I’m on a long walk, and I pass some tree stumps. Clearly, they suffered from heart rot.
I know about this. I learned this lesson in 2012.
Back then, I wrote this:
My youngest and I examine a tree trunk by our home. Once, it stood tall over the neighborhood, but experts knew something wasn’t right.
The tree suffered from heart rot and had to be cut down.
The entire inside of this externally beautiful tree rotted. (And yes, the heart rot possesses the shape of an actual heart. I feel like Someone’s trying to get my attention.)
How did this happen? Why? When? How could such an enormous and wonderful tree actually reveal nothing but hollow decay?
Both my daughter and I need to know. (I’m really asking about myself and my own heart. I’m really asking about my own internal states.)
We research a bit and discover how heart rot results from decay caused by fungi that enters from wounds cause by storms, improper pruning, and insects or animals. These wounds will come, but we learn how to prevent or minimize the rot.
Yes, tell me! Teach me how to minimize heart rot when the wounds come!

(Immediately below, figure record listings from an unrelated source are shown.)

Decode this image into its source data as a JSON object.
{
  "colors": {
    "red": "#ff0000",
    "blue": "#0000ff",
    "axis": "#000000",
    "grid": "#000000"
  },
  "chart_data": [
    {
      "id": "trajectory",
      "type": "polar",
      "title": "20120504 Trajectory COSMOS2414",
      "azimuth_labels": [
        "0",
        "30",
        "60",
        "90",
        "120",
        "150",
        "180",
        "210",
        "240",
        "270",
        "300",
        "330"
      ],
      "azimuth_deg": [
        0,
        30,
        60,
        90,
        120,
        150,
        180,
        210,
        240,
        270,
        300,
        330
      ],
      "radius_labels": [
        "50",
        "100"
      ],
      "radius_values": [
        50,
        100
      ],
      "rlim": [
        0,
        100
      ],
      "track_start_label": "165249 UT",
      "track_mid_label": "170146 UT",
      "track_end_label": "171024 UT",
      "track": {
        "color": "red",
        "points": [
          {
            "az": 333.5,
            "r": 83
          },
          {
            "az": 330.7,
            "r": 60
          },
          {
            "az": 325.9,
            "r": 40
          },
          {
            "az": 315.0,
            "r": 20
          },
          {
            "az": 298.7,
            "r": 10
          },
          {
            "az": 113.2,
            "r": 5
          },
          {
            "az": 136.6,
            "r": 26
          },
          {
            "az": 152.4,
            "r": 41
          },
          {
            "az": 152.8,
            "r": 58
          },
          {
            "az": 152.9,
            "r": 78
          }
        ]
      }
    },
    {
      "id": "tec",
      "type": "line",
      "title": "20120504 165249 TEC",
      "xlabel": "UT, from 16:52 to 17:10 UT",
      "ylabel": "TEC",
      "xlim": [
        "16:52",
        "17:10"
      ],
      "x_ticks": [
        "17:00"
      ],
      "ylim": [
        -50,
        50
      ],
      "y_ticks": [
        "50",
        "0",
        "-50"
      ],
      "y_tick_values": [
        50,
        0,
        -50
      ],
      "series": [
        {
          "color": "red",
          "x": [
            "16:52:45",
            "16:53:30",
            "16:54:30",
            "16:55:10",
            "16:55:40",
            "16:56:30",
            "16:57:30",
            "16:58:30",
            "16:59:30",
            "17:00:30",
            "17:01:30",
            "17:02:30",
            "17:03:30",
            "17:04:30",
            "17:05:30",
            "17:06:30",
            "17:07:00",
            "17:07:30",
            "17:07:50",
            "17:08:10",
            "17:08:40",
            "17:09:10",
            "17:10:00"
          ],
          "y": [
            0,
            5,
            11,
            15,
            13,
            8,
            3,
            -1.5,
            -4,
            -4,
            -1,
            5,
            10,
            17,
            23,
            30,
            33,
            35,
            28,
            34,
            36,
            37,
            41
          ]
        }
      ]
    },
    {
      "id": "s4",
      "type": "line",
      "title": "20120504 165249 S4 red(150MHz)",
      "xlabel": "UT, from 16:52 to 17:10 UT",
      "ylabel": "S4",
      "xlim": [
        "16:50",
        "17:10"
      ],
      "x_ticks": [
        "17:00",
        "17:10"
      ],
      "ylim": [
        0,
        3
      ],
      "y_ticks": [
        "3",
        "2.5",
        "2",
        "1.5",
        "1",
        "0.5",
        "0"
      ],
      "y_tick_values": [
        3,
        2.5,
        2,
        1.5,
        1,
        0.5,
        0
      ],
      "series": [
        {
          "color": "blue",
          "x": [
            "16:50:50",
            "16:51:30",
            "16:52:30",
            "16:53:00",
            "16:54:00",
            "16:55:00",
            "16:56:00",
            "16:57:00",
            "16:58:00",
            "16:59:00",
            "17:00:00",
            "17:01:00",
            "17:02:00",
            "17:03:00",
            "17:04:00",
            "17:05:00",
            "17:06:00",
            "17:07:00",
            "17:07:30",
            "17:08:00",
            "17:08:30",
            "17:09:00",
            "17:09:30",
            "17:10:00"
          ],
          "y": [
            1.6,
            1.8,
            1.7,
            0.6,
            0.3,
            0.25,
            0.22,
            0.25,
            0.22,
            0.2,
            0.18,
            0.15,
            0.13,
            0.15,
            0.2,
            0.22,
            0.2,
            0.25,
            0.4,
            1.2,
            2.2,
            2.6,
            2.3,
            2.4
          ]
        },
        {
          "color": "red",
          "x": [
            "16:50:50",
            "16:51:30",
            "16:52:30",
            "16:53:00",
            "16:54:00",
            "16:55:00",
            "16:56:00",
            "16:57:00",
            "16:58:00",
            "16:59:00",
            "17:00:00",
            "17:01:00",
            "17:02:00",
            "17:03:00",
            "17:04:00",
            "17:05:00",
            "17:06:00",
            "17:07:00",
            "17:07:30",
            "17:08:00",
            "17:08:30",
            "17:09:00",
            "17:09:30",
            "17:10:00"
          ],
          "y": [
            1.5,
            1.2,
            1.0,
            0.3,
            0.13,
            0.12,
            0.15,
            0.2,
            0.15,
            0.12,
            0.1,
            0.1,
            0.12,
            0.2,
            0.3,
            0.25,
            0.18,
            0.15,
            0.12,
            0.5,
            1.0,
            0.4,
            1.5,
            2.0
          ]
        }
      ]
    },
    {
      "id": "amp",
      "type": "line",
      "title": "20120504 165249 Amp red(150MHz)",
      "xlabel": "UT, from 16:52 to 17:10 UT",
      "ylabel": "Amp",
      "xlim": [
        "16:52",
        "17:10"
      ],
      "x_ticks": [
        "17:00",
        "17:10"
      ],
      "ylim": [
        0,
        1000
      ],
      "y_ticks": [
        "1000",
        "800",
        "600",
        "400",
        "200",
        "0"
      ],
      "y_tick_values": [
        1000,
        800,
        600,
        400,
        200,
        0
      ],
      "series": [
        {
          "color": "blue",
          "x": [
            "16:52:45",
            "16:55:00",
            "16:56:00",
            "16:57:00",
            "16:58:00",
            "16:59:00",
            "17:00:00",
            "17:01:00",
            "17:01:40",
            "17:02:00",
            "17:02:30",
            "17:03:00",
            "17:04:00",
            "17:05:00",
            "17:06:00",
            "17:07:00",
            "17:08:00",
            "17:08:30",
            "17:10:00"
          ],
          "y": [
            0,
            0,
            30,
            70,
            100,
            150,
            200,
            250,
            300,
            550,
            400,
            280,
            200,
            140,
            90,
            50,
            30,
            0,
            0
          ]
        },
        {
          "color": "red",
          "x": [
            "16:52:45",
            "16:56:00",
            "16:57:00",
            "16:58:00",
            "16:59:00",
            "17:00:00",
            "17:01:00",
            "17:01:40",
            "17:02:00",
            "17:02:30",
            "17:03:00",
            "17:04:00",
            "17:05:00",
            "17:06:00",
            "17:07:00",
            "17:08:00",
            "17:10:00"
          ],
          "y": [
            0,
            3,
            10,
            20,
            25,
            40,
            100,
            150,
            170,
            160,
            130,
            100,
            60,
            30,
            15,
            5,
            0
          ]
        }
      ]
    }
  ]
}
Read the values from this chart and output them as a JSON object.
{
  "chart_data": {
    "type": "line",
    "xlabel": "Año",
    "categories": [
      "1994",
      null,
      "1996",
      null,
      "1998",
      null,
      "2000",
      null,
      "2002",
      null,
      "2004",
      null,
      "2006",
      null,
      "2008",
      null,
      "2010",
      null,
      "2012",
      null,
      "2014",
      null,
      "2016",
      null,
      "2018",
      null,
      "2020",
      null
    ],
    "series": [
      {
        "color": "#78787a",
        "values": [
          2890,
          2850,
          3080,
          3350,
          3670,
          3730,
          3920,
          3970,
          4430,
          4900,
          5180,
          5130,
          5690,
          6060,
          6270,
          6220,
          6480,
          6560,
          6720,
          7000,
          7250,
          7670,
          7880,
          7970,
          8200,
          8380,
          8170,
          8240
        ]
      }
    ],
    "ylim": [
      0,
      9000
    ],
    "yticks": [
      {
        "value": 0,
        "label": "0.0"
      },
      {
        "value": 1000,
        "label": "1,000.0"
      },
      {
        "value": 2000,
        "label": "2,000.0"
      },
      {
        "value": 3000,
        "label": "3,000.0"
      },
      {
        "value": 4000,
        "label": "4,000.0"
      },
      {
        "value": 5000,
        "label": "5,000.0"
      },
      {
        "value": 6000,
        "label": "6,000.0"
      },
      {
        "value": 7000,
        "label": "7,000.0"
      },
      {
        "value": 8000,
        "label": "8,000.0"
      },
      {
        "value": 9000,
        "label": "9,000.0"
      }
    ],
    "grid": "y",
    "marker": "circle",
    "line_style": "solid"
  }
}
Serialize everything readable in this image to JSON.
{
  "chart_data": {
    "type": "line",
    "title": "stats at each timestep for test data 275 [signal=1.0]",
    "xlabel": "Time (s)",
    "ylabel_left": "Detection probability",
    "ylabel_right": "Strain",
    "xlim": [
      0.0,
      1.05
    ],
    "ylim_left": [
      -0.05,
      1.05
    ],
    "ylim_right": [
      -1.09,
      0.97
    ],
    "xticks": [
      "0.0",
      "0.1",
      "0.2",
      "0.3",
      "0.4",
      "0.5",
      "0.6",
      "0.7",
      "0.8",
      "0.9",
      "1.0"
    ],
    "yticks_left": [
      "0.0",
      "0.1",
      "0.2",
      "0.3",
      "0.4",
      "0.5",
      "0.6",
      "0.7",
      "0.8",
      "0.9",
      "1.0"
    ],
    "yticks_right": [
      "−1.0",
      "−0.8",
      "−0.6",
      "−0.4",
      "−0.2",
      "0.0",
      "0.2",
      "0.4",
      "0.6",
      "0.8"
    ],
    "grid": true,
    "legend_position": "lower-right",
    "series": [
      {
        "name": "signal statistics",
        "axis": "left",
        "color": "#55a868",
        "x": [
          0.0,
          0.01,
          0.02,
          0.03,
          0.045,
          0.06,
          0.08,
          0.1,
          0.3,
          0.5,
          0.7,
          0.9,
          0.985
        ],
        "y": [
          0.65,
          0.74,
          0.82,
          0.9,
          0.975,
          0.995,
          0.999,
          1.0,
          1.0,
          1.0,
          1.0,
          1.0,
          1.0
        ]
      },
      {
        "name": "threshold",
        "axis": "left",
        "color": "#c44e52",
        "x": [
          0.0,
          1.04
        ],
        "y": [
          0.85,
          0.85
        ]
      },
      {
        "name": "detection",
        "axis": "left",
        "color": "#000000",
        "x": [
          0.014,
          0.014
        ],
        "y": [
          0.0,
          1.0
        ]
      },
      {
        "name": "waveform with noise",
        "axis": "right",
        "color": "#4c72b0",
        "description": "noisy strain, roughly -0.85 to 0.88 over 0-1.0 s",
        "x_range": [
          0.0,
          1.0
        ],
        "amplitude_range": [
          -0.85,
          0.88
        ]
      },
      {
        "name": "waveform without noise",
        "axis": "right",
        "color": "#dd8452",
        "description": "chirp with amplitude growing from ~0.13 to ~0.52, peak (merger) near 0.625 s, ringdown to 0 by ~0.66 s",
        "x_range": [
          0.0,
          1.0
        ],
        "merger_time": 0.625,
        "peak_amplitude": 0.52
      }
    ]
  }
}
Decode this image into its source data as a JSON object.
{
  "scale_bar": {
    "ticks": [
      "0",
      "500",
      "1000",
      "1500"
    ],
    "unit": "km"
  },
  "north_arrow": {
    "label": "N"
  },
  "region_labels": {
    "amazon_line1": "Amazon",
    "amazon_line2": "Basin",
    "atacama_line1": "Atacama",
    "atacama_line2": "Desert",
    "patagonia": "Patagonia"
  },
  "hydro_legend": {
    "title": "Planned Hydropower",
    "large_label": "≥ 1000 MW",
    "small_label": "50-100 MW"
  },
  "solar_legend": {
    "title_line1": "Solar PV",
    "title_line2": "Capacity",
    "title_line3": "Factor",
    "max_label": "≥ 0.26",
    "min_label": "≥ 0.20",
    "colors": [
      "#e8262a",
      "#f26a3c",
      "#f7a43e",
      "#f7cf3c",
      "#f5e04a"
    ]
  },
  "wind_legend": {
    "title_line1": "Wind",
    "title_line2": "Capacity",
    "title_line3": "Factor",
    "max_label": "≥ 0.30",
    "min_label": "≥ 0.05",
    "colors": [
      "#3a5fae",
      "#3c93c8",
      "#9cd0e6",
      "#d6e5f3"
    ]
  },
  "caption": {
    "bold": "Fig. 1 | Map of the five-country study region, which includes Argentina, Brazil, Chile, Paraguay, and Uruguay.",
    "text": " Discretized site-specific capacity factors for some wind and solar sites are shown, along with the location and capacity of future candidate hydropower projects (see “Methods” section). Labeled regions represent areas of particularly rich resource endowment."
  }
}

Apparently, you want to make sure you have deep root feeding and properly sealed wounds. You have to make sure toxins cannot continue to enter. You also need to remove–by pruning–those parts of you that allow the harmful things in. I learn about clean breaks. I learn that if, in fact, heart rot begins, a tree knows how to compartmentalize. The tree knows how to grow around the decay and form a border so it can’t harm the rest of the tree.
In my own spiritual life, I consider deep-root feeding on God, clean breaks from toxic things, and creating boundaries against decay. I think deeply about the “root of bitterness” that can defile our core. I think about love and forgiveness and unity and acceptance.
I don’t want heart rot. Living with flair means we’re beautiful and strong, inside and out.